No? The words tripped off a flutter of strange panic. Weren’t they done with rejection? She’d looked up at him in those moments of immense pleasure and seen him gazing back at her, expression stark, and she’d felt as though they were attuned. Would he refuse her again tomorrow, then? She felt greedy for him now. The very pores of her skin seemed to be opening in order to inhale him, the scent of him. “But why not?” she asked, and her voice emerged so clumsily, sounding as small and petulant as a child’s.

He pulled away from her, rose from the bed, crossed to the small ledge built into the teak wall. He had ordered another bottle from the porter. As he splashed brandy into a glass, the moonlight caught his face again, outlining the sculptured contours of his mouth. He glanced up at her, as if sensing her inspection, and his eyes caught the light, glittering beneath the heavy fall of his dark hair.

“I can’t do this,” he said quietly. He put down the bottle with a thump and kicked around the chair so its back was to the bed. He fell into it, straddling the seat, one muscular forearm propped atop the back, the brandy glittering in the cold light.

She knocked her nightgown back over her legs. Did up the buttons above her waist. He sat in all apparent comfort, although he was naked from his trousers up. His torso—well, it distracted her briefly. As a boy, he’d been sent down from the Rugby School for beating Reginald Milton bloody—she knew this from Richard, whom his violent intervention had saved, and the twins besides. She knew, too, that he still studied violent arts, but his manner was so casual and his physicality so indolent that one did not imagine him capable of brutality, until one studied the muscled hew of his arms and chest.

“You can do anything,” she said. Her throat tightened; she spoke the next words with difficulty. “But if you don’t want to, that’s another thing.”

He leaned forward, quick as a snake, and caught up the chain around her throat. He let a length of it run through his fingers, setting Richard’s ring swinging over her breast.

Her stomach fell.

“I meant to take that off,” she whispered. She could not believe she’d forgotten.

“Did you?” He sounded contemplative. “We talked of Richard all night, you know.” He let go of the chain and took a sip of the drink, then added, “But we never talked of what he would have thought about this.”

Cold foreboding stabbed through her—through a body that still felt lethargic, weighted with the remnants of pleasure.

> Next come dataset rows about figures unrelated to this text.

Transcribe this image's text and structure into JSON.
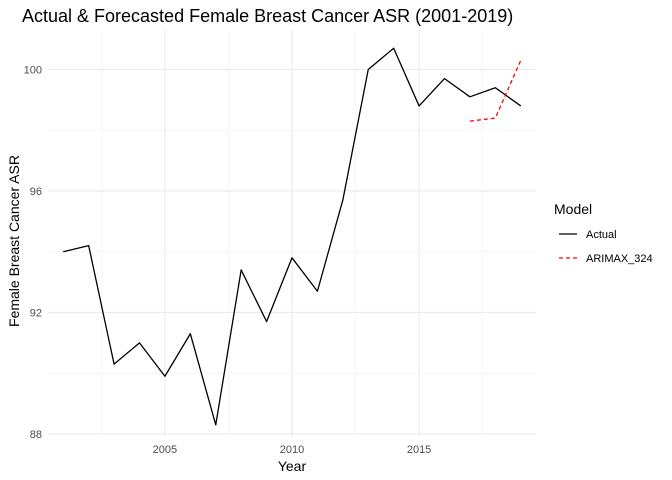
{
  "chart_data": {
    "type": "line",
    "title": "Actual & Forecasted Female Breast Cancer ASR (2001-2019)",
    "xlabel": "Year",
    "ylabel": "Female Breast Cancer ASR",
    "xlim": [
      2000.4,
      2019.6
    ],
    "ylim": [
      87.9,
      101.3
    ],
    "x_ticks": [
      2005,
      2010,
      2015
    ],
    "y_ticks": [
      88,
      92,
      96,
      100
    ],
    "grid": true,
    "legend": {
      "title": "Model",
      "position": "right"
    },
    "series": [
      {
        "name": "Actual",
        "color": "#000000",
        "dash": "solid",
        "x": [
          2001,
          2002,
          2003,
          2004,
          2005,
          2006,
          2007,
          2008,
          2009,
          2010,
          2011,
          2012,
          2013,
          2014,
          2015,
          2016,
          2017,
          2018,
          2019
        ],
        "values": [
          94.0,
          94.2,
          90.3,
          91.0,
          89.9,
          91.3,
          88.3,
          93.4,
          91.7,
          93.8,
          92.7,
          95.7,
          100.0,
          100.7,
          98.8,
          99.7,
          99.1,
          99.4,
          98.8
        ]
      },
      {
        "name": "ARIMAX_324",
        "color": "#ff0000",
        "dash": "dashed",
        "x": [
          2017,
          2018,
          2019
        ],
        "values": [
          98.3,
          98.4,
          100.3
        ]
      }
    ]
  }
}
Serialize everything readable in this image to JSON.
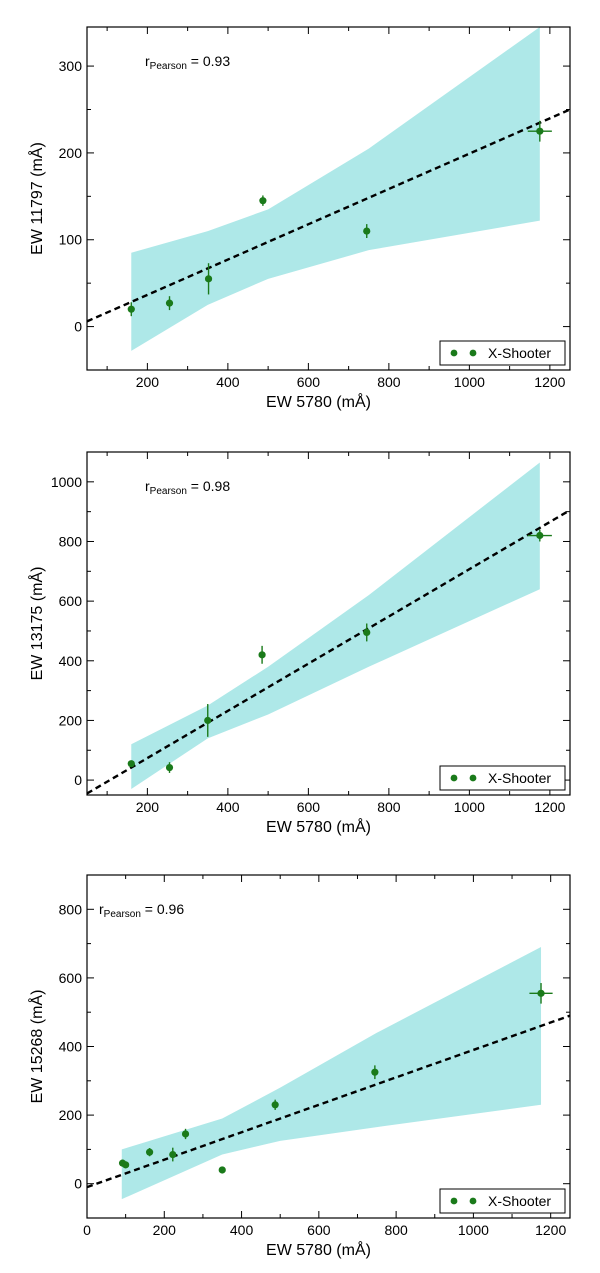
{
  "figure": {
    "layout": "three stacked panels",
    "colors": {
      "band": "#aee8e8",
      "points": "#1a7a1a",
      "fit": "#000000",
      "frame": "#000000"
    }
  },
  "chart_data": [
    {
      "type": "scatter",
      "panel": "top",
      "xlabel": "EW 5780 (mÅ)",
      "ylabel": "EW 11797 (mÅ)",
      "xlim": [
        50,
        1250
      ],
      "ylim": [
        -50,
        345
      ],
      "xticks": [
        200,
        400,
        600,
        800,
        1000,
        1200
      ],
      "yticks": [
        0,
        100,
        200,
        300
      ],
      "annotation": {
        "prefix": "r",
        "subscript": "Pearson",
        "text": " = 0.93"
      },
      "legend": {
        "label": "X-Shooter",
        "placement": "bottom-right"
      },
      "points": [
        {
          "x": 160,
          "y": 20,
          "yerr": 8,
          "xerr": 0
        },
        {
          "x": 255,
          "y": 27,
          "yerr": 8,
          "xerr": 0
        },
        {
          "x": 352,
          "y": 55,
          "yerr": 18,
          "xerr": 0
        },
        {
          "x": 487,
          "y": 145,
          "yerr": 6,
          "xerr": 0
        },
        {
          "x": 745,
          "y": 110,
          "yerr": 8,
          "xerr": 0
        },
        {
          "x": 1175,
          "y": 225,
          "yerr": 12,
          "xerr": 30
        }
      ],
      "fit_line": {
        "x": [
          50,
          1250
        ],
        "y": [
          6,
          250
        ]
      },
      "band": {
        "upper": [
          [
            160,
            85
          ],
          [
            350,
            110
          ],
          [
            500,
            135
          ],
          [
            750,
            205
          ],
          [
            1175,
            345
          ]
        ],
        "lower": [
          [
            160,
            -28
          ],
          [
            350,
            25
          ],
          [
            500,
            55
          ],
          [
            750,
            88
          ],
          [
            1175,
            122
          ]
        ]
      }
    },
    {
      "type": "scatter",
      "panel": "middle",
      "xlabel": "EW 5780 (mÅ)",
      "ylabel": "EW 13175 (mÅ)",
      "xlim": [
        50,
        1250
      ],
      "ylim": [
        -50,
        1100
      ],
      "xticks": [
        200,
        400,
        600,
        800,
        1000,
        1200
      ],
      "yticks": [
        0,
        200,
        400,
        600,
        800,
        1000
      ],
      "annotation": {
        "prefix": "r",
        "subscript": "Pearson",
        "text": " = 0.98"
      },
      "legend": {
        "label": "X-Shooter",
        "placement": "bottom-right"
      },
      "points": [
        {
          "x": 160,
          "y": 55,
          "yerr": 8,
          "xerr": 0
        },
        {
          "x": 255,
          "y": 42,
          "yerr": 18,
          "xerr": 0
        },
        {
          "x": 350,
          "y": 200,
          "yerr": 55,
          "xerr": 0
        },
        {
          "x": 485,
          "y": 420,
          "yerr": 30,
          "xerr": 0
        },
        {
          "x": 745,
          "y": 495,
          "yerr": 30,
          "xerr": 0
        },
        {
          "x": 1175,
          "y": 820,
          "yerr": 20,
          "xerr": 30
        }
      ],
      "fit_line": {
        "x": [
          50,
          1250
        ],
        "y": [
          -45,
          905
        ]
      },
      "band": {
        "upper": [
          [
            160,
            120
          ],
          [
            350,
            250
          ],
          [
            500,
            380
          ],
          [
            750,
            620
          ],
          [
            1175,
            1065
          ]
        ],
        "lower": [
          [
            160,
            -30
          ],
          [
            350,
            140
          ],
          [
            500,
            220
          ],
          [
            750,
            380
          ],
          [
            1175,
            640
          ]
        ]
      }
    },
    {
      "type": "scatter",
      "panel": "bottom",
      "xlabel": "EW 5780 (mÅ)",
      "ylabel": "EW 15268 (mÅ)",
      "xlim": [
        0,
        1250
      ],
      "ylim": [
        -100,
        900
      ],
      "xticks": [
        0,
        200,
        400,
        600,
        800,
        1000,
        1200
      ],
      "yticks": [
        0,
        200,
        400,
        600,
        800
      ],
      "annotation": {
        "prefix": "r",
        "subscript": "Pearson",
        "text": " = 0.96"
      },
      "legend": {
        "label": "X-Shooter",
        "placement": "bottom-right"
      },
      "points": [
        {
          "x": 92,
          "y": 60,
          "yerr": 10,
          "xerr": 0
        },
        {
          "x": 100,
          "y": 55,
          "yerr": 10,
          "xerr": 0
        },
        {
          "x": 162,
          "y": 92,
          "yerr": 12,
          "xerr": 0
        },
        {
          "x": 222,
          "y": 85,
          "yerr": 20,
          "xerr": 0
        },
        {
          "x": 255,
          "y": 145,
          "yerr": 15,
          "xerr": 0
        },
        {
          "x": 350,
          "y": 40,
          "yerr": 5,
          "xerr": 0
        },
        {
          "x": 487,
          "y": 230,
          "yerr": 15,
          "xerr": 0
        },
        {
          "x": 745,
          "y": 325,
          "yerr": 20,
          "xerr": 0
        },
        {
          "x": 1175,
          "y": 555,
          "yerr": 30,
          "xerr": 30
        }
      ],
      "fit_line": {
        "x": [
          0,
          1250
        ],
        "y": [
          -10,
          490
        ]
      },
      "band": {
        "upper": [
          [
            90,
            100
          ],
          [
            350,
            190
          ],
          [
            500,
            280
          ],
          [
            750,
            440
          ],
          [
            1175,
            690
          ]
        ],
        "lower": [
          [
            90,
            -45
          ],
          [
            350,
            85
          ],
          [
            500,
            125
          ],
          [
            750,
            165
          ],
          [
            1175,
            230
          ]
        ]
      }
    }
  ]
}
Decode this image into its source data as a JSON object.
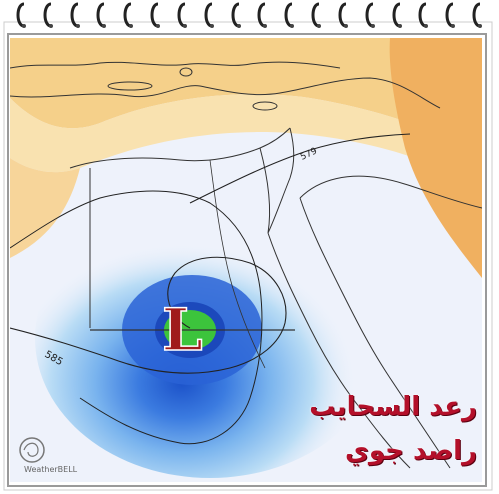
{
  "map": {
    "low_symbol": "L",
    "contour_labels": [
      "585",
      "579"
    ],
    "colors": {
      "low_letter": "#a01b1b",
      "low_outline": "#ffffff",
      "low_center": "#3cc43c",
      "ocean_bg": "#eef2fb",
      "warm_band": "#f5d08a",
      "warm_deep": "#f0b060"
    },
    "watermark": {
      "brand": "WeatherBELL"
    }
  },
  "caption": {
    "line1": "رعد السحايب",
    "line2": "راصد جوي"
  },
  "decor": {
    "spiral_binding": "notebook-rings-icon"
  }
}
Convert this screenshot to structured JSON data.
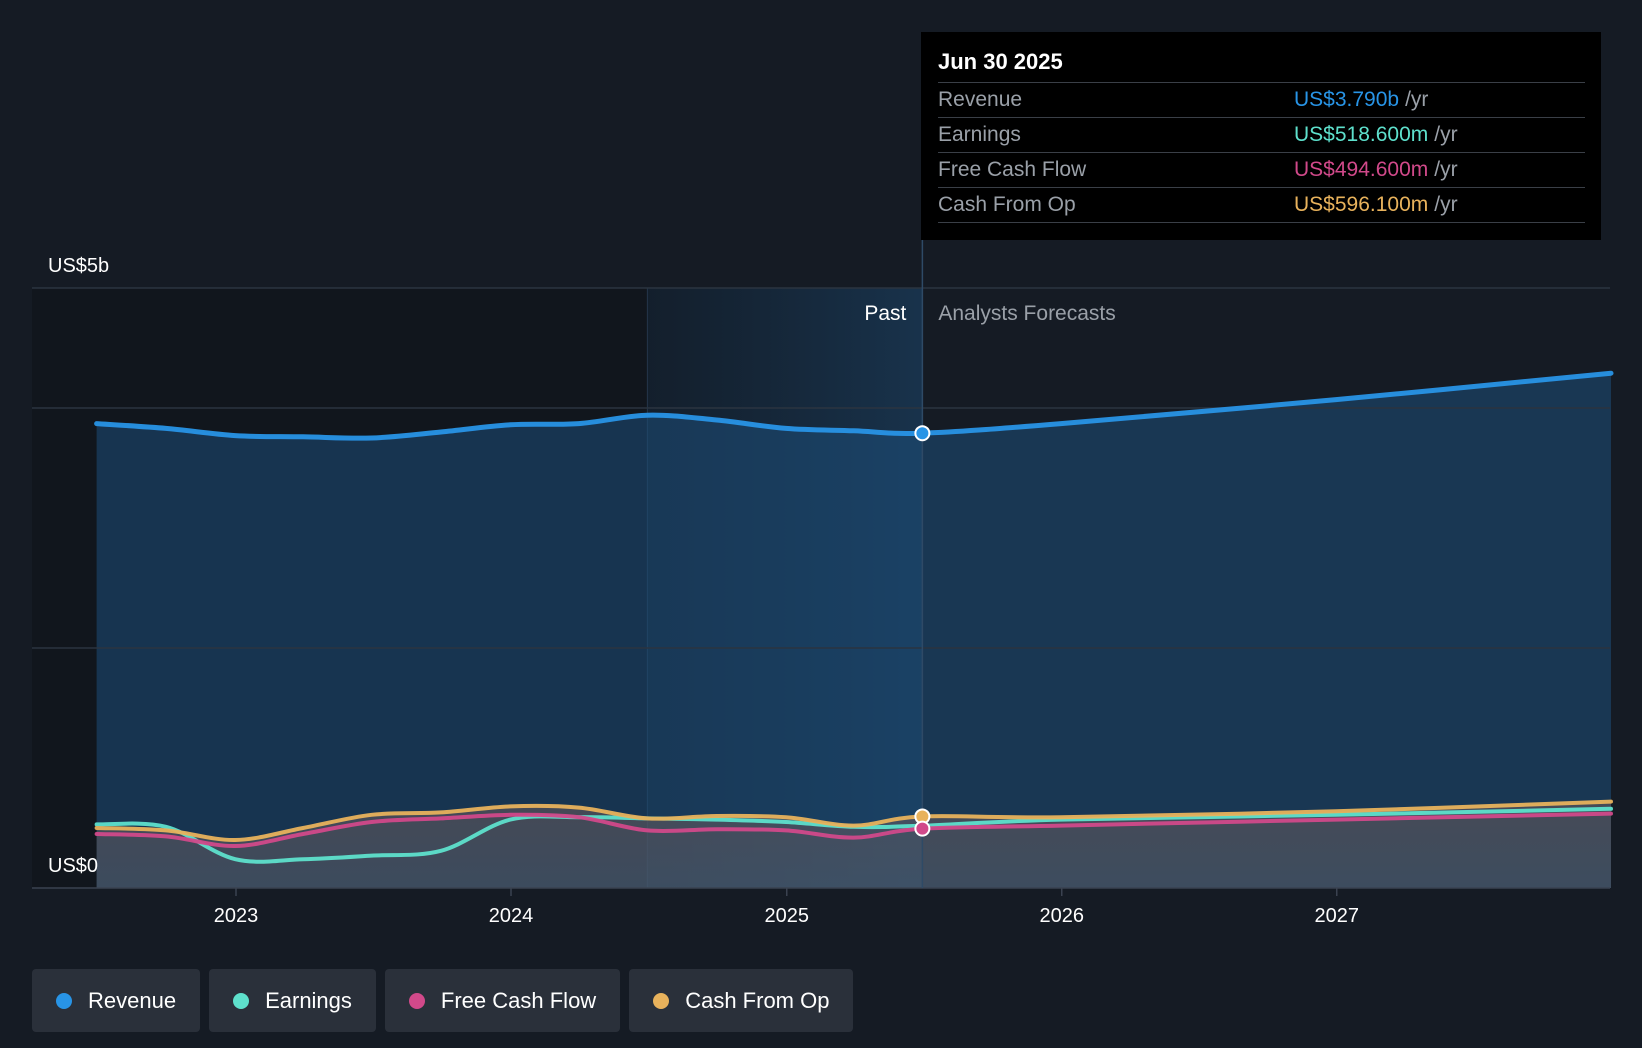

The combination dazed her. “Perhaps we did not mention it because my brother is dead. His opinion no longer signifies.”

A caustic note entered his voice. “Of course I am aware of that. Let me be clearer: when I am speaking of Richard now, the person I am really speaking of is you. I begin to wonder at your motives, Gwen.”

She stared at him, utterly confused. “I have been as frank with you about my motives as I know how. I have told you again and again that I’m in search of a different life. Of something . . . something that is—”

“Irrevocable,” he said. “You are in search of a moment, an experience so irrevocable that you will never be able to turn back.”

She pondered this for a moment, looking for traps. But she found none. “Perhaps that’s part of it,” she said. But not all of it. If it had been, then any man would have served for seduction.